If someone offers you a free horse, cattle, donkey, mule, or goat; it’s probably best to pass unless you like repairing fences, gates and barns while trying not to get kicked, bit or hooked. 

The same general principal applies to anything mechanical, especially boats. 

Services that were offered for “free” are often the most expensive mistakes to correct. 

Look at the bright side, your kids probably won’t make the same mistakes you made.  However, they’ll most likely come up with things you never considered. 

I asked a client about her retirement goals and she replied, “I don’t want to have to eat cat food in the public park when I’m 80.”  And oddly, it made perfect sense to me. 

The IRS generally requires you keep records for 3 years and your tax returns for 7 years per IRS.gov.  All those older files and banker boxes make great starter material for bonfires!   

A pretty clear indicator that you might have too much stuff is when you have to park the cars outside because the garage is packed with things you haven’t touched since you put them in the garage. 
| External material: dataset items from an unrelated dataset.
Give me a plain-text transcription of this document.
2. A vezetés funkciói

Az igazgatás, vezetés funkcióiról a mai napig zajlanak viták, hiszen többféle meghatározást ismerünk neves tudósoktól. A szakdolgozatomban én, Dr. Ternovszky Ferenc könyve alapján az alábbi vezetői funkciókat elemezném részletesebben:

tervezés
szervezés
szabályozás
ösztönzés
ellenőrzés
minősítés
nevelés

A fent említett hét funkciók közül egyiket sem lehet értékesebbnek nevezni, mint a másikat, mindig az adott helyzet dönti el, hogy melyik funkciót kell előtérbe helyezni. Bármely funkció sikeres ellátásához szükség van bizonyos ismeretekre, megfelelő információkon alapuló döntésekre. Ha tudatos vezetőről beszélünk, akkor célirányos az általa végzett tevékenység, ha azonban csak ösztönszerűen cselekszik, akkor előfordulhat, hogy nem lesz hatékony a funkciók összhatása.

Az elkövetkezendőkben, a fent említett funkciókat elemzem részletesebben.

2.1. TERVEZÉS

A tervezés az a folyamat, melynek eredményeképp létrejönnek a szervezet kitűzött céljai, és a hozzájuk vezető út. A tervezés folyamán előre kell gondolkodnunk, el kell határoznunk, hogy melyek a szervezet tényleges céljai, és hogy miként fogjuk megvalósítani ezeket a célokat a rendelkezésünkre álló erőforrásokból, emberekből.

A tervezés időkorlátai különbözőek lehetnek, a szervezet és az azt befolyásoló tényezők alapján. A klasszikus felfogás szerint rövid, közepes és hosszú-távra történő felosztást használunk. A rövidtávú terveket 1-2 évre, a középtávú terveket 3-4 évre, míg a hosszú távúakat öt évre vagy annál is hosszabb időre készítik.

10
While you can finance a lot of things in life (cars, education, weddings, trips, etc.), you cannot borrow/finance your retirement years. 

If you find you are digging yourself into a hole, STOP DIGGING! 

That new car smell typically turns sour when you get the first payment notice.   

Money isn’t everything; but it is right up there with oxygen!   

When you are in control of your finances, you get to make more decisions.  When your finances control you, then you don’t get to make as many decisions.  Instead, decisions are made for you.  This is rarely pleasant.  So part of living life on your terms, ironically, is by staying in control of your finances.  

I hope these observations help you make better decisions in your career and your life.